Thursday, October 21, 2010

Offline Reporting Solution

Sales representatives frequently travel to places where there is limited or degraded network infrastructure but still need access to up to date information in order to make business decisions. Offline reporting solutions provides reports with customized data which can be viewed anytime, anywhere and are unaffected by the quality of the network infrastructure, thus giving key decision makers actionable information in the field to make timely and informed decisions.

For example a manufacturing sales representative traveling to remote facilities in foreign a country where the network infrastructure is unreliable may need to know the actual amount of products purchased as compared to the planned amount. Pharmaceutical sales representative may need to know the latest prescription trends while waiting in a physician's office inside a large hospital with limited network access.

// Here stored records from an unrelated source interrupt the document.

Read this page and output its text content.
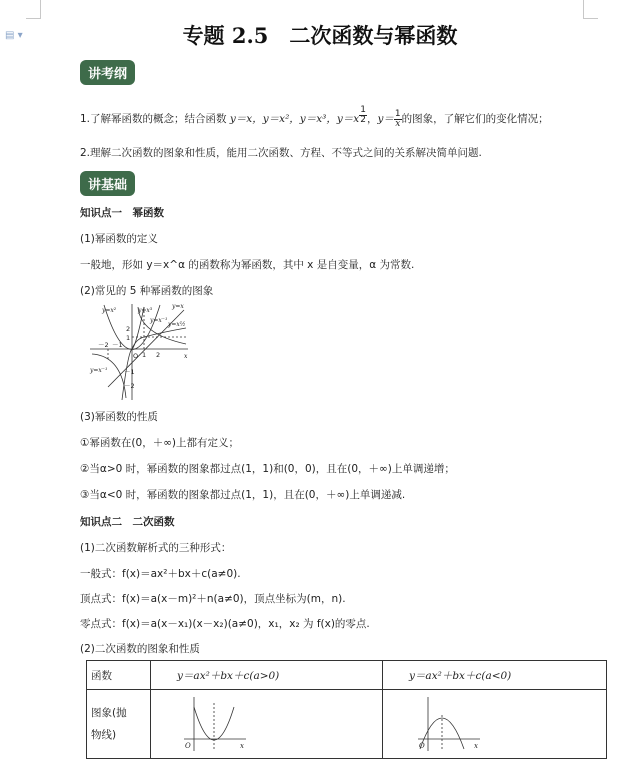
▤ ▾	专题 2.5　二次函数与幂函数
讲考纲
1.了解幂函数的概念；结合函数 y＝x，y＝x²，y＝x³，y＝x $^{\frac{1}{2}}$，$y= \frac{1}{x}$的图象，了解它们的变化情况；
2.理解二次函数的图象和性质，能用二次函数、方程、不等式之间的关系解决简单问题.
讲基础
知识点一　幂函数
(1)幂函数的定义
一般地，形如 y＝x^α 的函数称为幂函数，其中 x 是自变量，α 为常数.
(2)常见的 5 种幂函数的图象
y=x²	y=x³
y=x
y=x½
y=x⁻¹
y=x⁻¹
x
2
1
O
－2 －1
1 2
－1
－2
(3)幂函数的性质
①幂函数在(0，＋∞)上都有定义；
②当α>0 时，幂函数的图象都过点(1，1)和(0，0)，且在(0，＋∞)上单调递增；
③当α<0 时，幂函数的图象都过点(1，1)，且在(0，＋∞)上单调递减.
知识点二　二次函数
(1)二次函数解析式的三种形式：
一般式：f(x)＝ax²＋bx＋c(a≠0).
顶点式：f(x)＝a(x－m)²＋n(a≠0)，顶点坐标为(m，n).
零点式：f(x)＝a(x－x₁)(x－x₂)(a≠0)，x₁，x₂ 为 f(x)的零点.
(2)二次函数的图象和性质
函数	y＝ax²＋bx＋c(a>0)	y＝ax²＋bx＋c(a<0)
图象(抛
物线)	O x	O x
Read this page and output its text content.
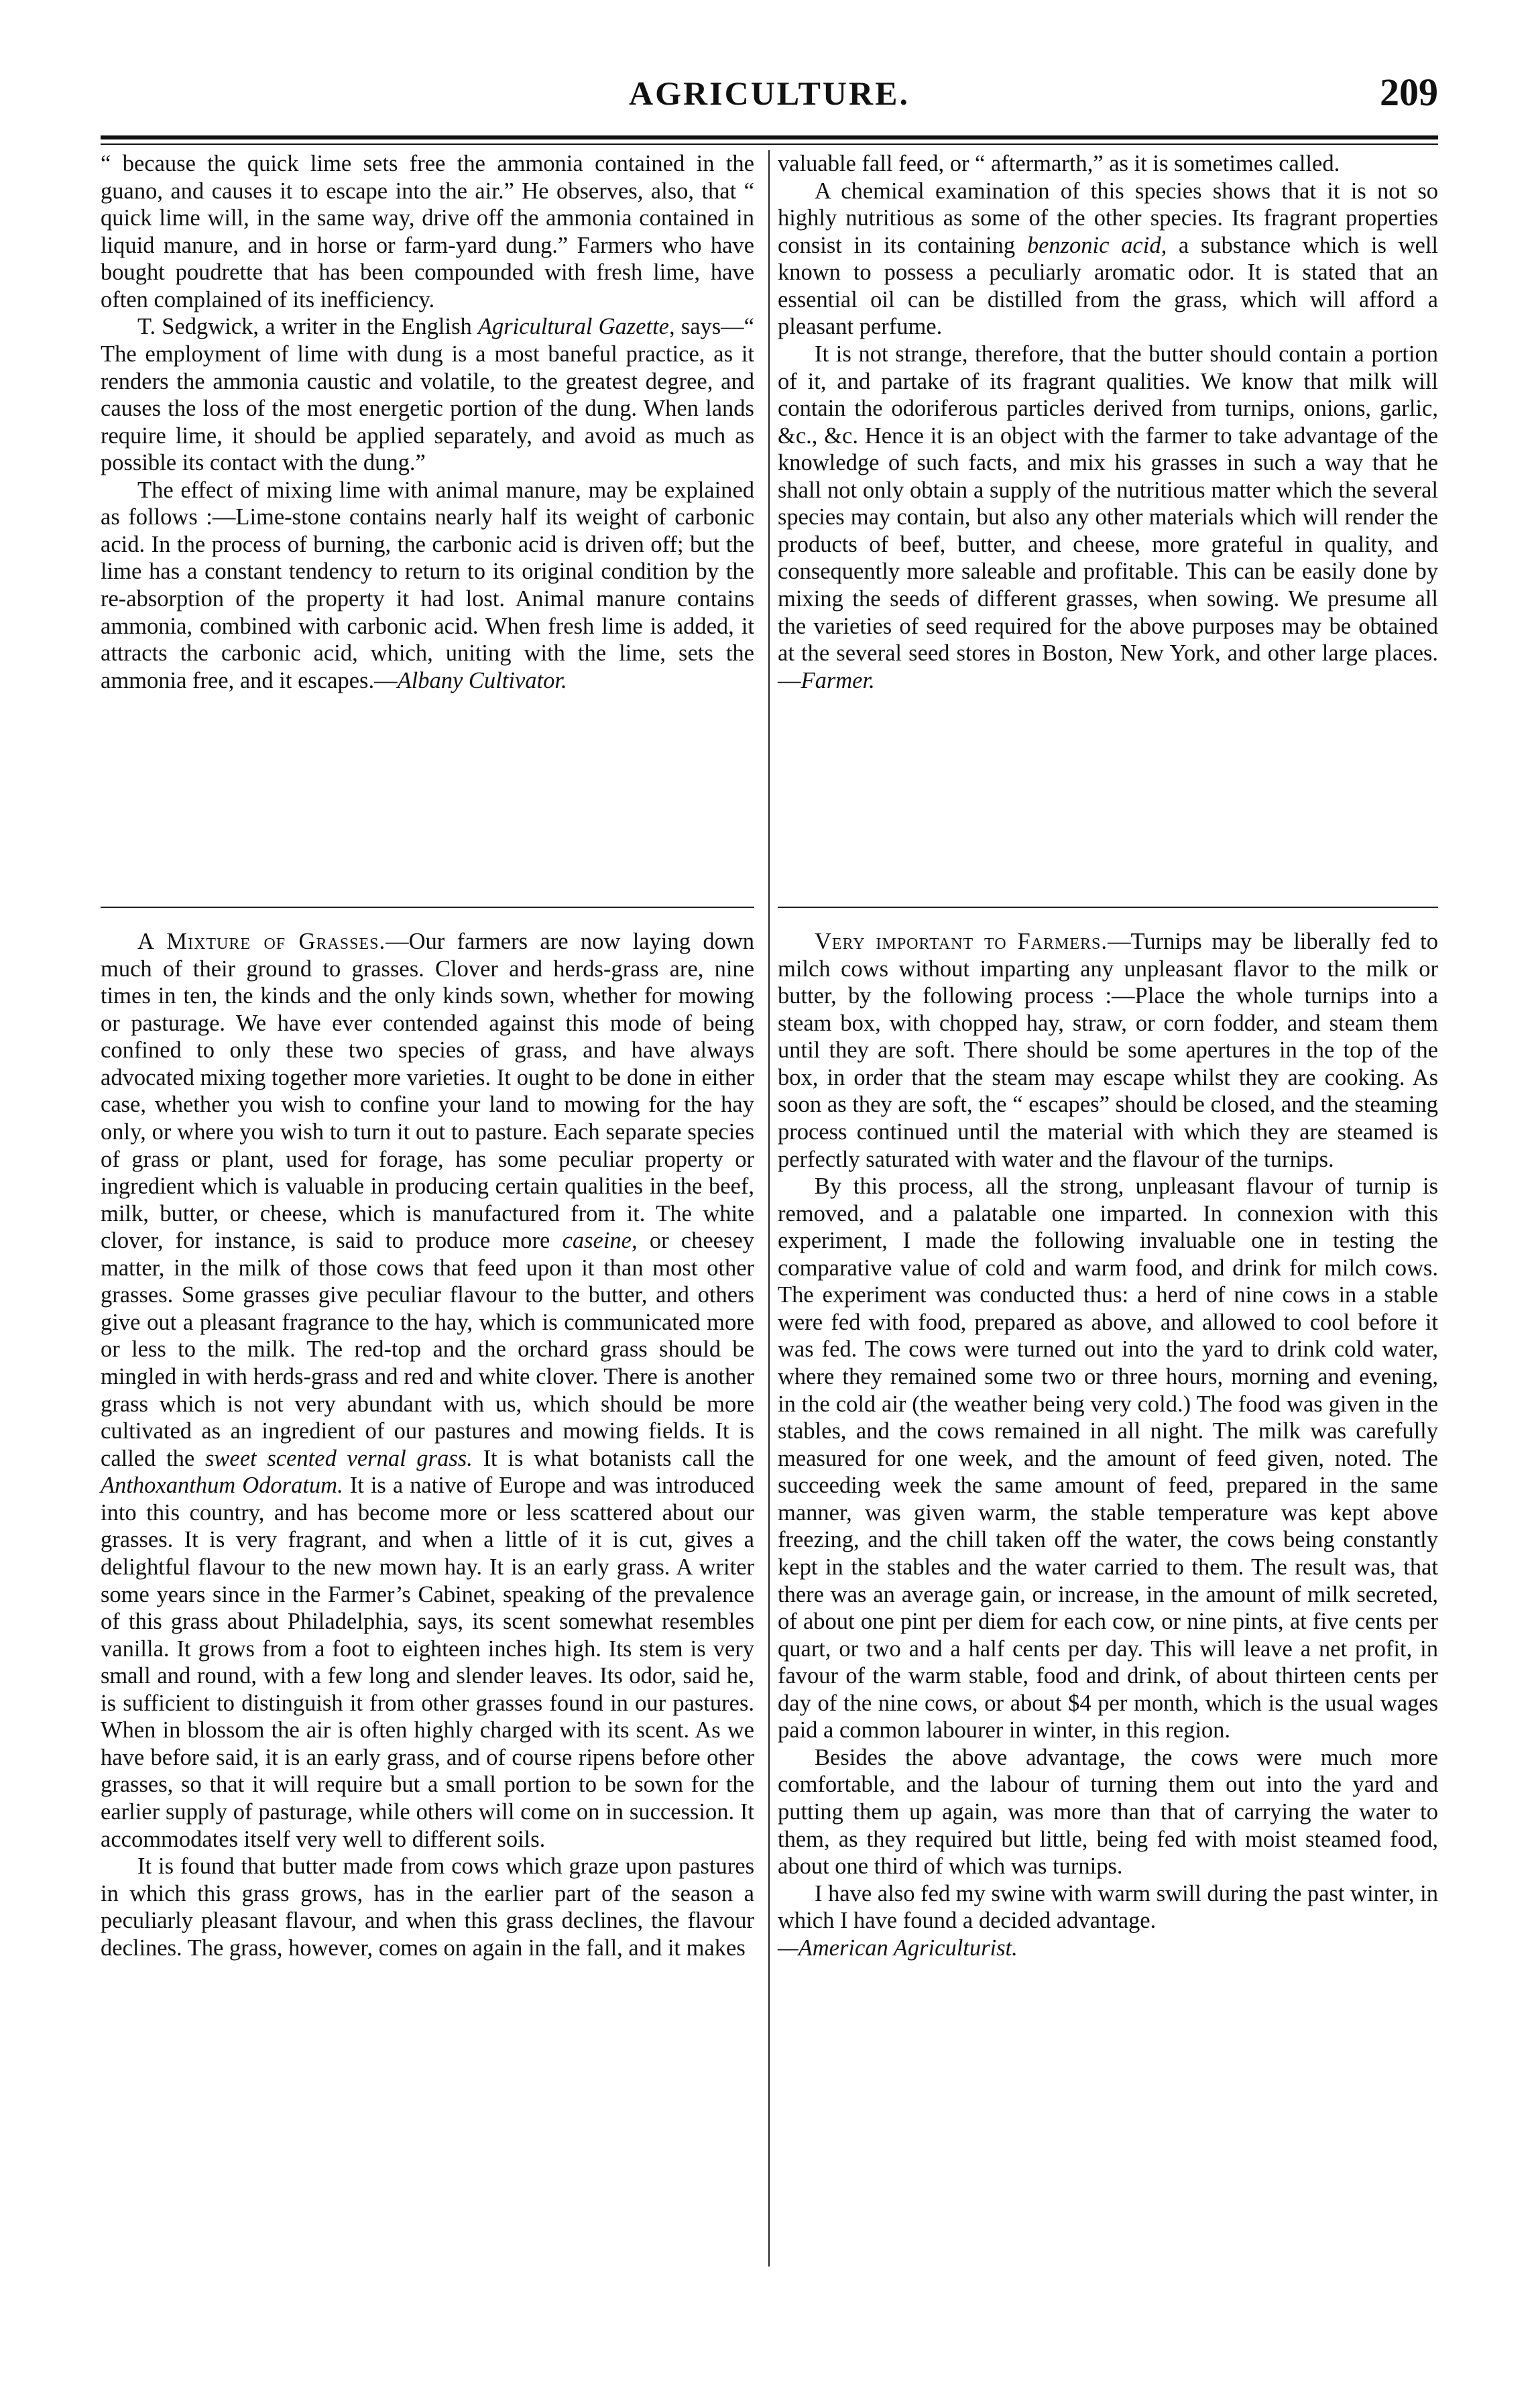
AGRICULTURE.	209

“ because the quick lime sets free the ammonia contained in the guano, and causes it to escape into the air.” He observes, also, that “ quick lime will, in the same way, drive off the ammonia contained in liquid manure, and in horse or farm-yard dung.” Farmers who have bought poudrette that has been compounded with fresh lime, have often complained of its inefficiency.

T. Sedgwick, a writer in the English Agricultural Gazette, says—“ The employment of lime with dung is a most baneful practice, as it renders the ammonia caustic and volatile, to the greatest degree, and causes the loss of the most energetic portion of the dung. When lands require lime, it should be applied separately, and avoid as much as possible its contact with the dung.”

The effect of mixing lime with animal manure, may be explained as follows :—Lime-stone contains nearly half its weight of carbonic acid. In the process of burning, the carbonic acid is driven off; but the lime has a constant tendency to return to its original condition by the re-absorption of the property it had lost. Animal manure contains ammonia, combined with carbonic acid. When fresh lime is added, it attracts the carbonic acid, which, uniting with the lime, sets the ammonia free, and it escapes.—Albany Cultivator.

valuable fall feed, or “ aftermarth,” as it is sometimes called.

A chemical examination of this species shows that it is not so highly nutritious as some of the other species. Its fragrant properties consist in its containing benzonic acid, a substance which is well known to possess a peculiarly aromatic odor. It is stated that an essential oil can be distilled from the grass, which will afford a pleasant perfume.

It is not strange, therefore, that the butter should contain a portion of it, and partake of its fragrant qualities. We know that milk will contain the odoriferous particles derived from turnips, onions, garlic, &c., &c. Hence it is an object with the farmer to take advantage of the knowledge of such facts, and mix his grasses in such a way that he shall not only obtain a supply of the nutritious matter which the several species may contain, but also any other materials which will render the products of beef, butter, and cheese, more grateful in quality, and consequently more saleable and profitable. This can be easily done by mixing the seeds of different grasses, when sowing. We presume all the varieties of seed required for the above purposes may be obtained at the several seed stores in Boston, New York, and other large places.—Farmer.

A Mixture of Grasses.—Our farmers are now laying down much of their ground to grasses. Clover and herds-grass are, nine times in ten, the kinds and the only kinds sown, whether for mowing or pasturage. We have ever contended against this mode of being confined to only these two species of grass, and have always advocated mixing together more varieties. It ought to be done in either case, whether you wish to confine your land to mowing for the hay only, or where you wish to turn it out to pasture. Each separate species of grass or plant, used for forage, has some peculiar property or ingredient which is valuable in producing certain qualities in the beef, milk, butter, or cheese, which is manufactured from it. The white clover, for instance, is said to produce more caseine, or cheesey matter, in the milk of those cows that feed upon it than most other grasses. Some grasses give peculiar flavour to the butter, and others give out a pleasant fragrance to the hay, which is communicated more or less to the milk. The red-top and the orchard grass should be mingled in with herds-grass and red and white clover. There is another grass which is not very abundant with us, which should be more cultivated as an ingredient of our pastures and mowing fields. It is called the sweet scented vernal grass. It is what botanists call the Anthoxanthum Odoratum. It is a native of Europe and was introduced into this country, and has become more or less scattered about our grasses. It is very fragrant, and when a little of it is cut, gives a delightful flavour to the new mown hay. It is an early grass. A writer some years since in the Farmer’s Cabinet, speaking of the prevalence of this grass about Philadelphia, says, its scent somewhat resembles vanilla. It grows from a foot to eighteen inches high. Its stem is very small and round, with a few long and slender leaves. Its odor, said he, is sufficient to distinguish it from other grasses found in our pastures. When in blossom the air is often highly charged with its scent. As we have before said, it is an early grass, and of course ripens before other grasses, so that it will require but a small portion to be sown for the earlier supply of pasturage, while others will come on in succession. It accommodates itself very well to different soils.

It is found that butter made from cows which graze upon pastures in which this grass grows, has in the earlier part of the season a peculiarly pleasant flavour, and when this grass declines, the flavour declines. The grass, however, comes on again in the fall, and it makes

Very important to Farmers.—Turnips may be liberally fed to milch cows without imparting any unpleasant flavor to the milk or butter, by the following process :—Place the whole turnips into a steam box, with chopped hay, straw, or corn fodder, and steam them until they are soft. There should be some apertures in the top of the box, in order that the steam may escape whilst they are cooking. As soon as they are soft, the “ escapes” should be closed, and the steaming process continued until the material with which they are steamed is perfectly saturated with water and the flavour of the turnips.

By this process, all the strong, unpleasant flavour of turnip is removed, and a palatable one imparted. In connexion with this experiment, I made the following invaluable one in testing the comparative value of cold and warm food, and drink for milch cows. The experiment was conducted thus: a herd of nine cows in a stable were fed with food, prepared as above, and allowed to cool before it was fed. The cows were turned out into the yard to drink cold water, where they remained some two or three hours, morning and evening, in the cold air (the weather being very cold.) The food was given in the stables, and the cows remained in all night. The milk was carefully measured for one week, and the amount of feed given, noted. The succeeding week the same amount of feed, prepared in the same manner, was given warm, the stable temperature was kept above freezing, and the chill taken off the water, the cows being constantly kept in the stables and the water carried to them. The result was, that there was an average gain, or increase, in the amount of milk secreted, of about one pint per diem for each cow, or nine pints, at five cents per quart, or two and a half cents per day. This will leave a net profit, in favour of the warm stable, food and drink, of about thirteen cents per day of the nine cows, or about $4 per month, which is the usual wages paid a common labourer in winter, in this region.

Besides the above advantage, the cows were much more comfortable, and the labour of turning them out into the yard and putting them up again, was more than that of carrying the water to them, as they required but little, being fed with moist steamed food, about one third of which was turnips.

I have also fed my swine with warm swill during the past winter, in which I have found a decided advantage.

—American Agriculturist.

In both these cases, an offline reporting solution can provide information that is detailed and robust enough to make timely and informed decisions, but also provide that information at a time when the network infrastructure is limited or is not reliable or fast enough to support large data transfers.

The diagram below illustrates the process to provide offline reporting to users with limited network infrastructure.


The data for the offline reporting solution is staged in a data mart which will serve as the source of the offline reporting solution. This solution can be adapted to any new or existing data mart.

A SQL Server Integration Services (SSIS) package is used to create SQL Server CE (Compact Edition) databases for each employee that will contain data that is relevant to that employee. The table structure is identical to the source data mart, however the file size of each SQL Server CE database is only a fraction of the source data mart since the data is being filtered to include only data that is relevant to that employee. For example, if a sales representative is assigned to the East region, the sales representative will see only data from the East region while a sales representative assigned to the West region will see data only from the West region.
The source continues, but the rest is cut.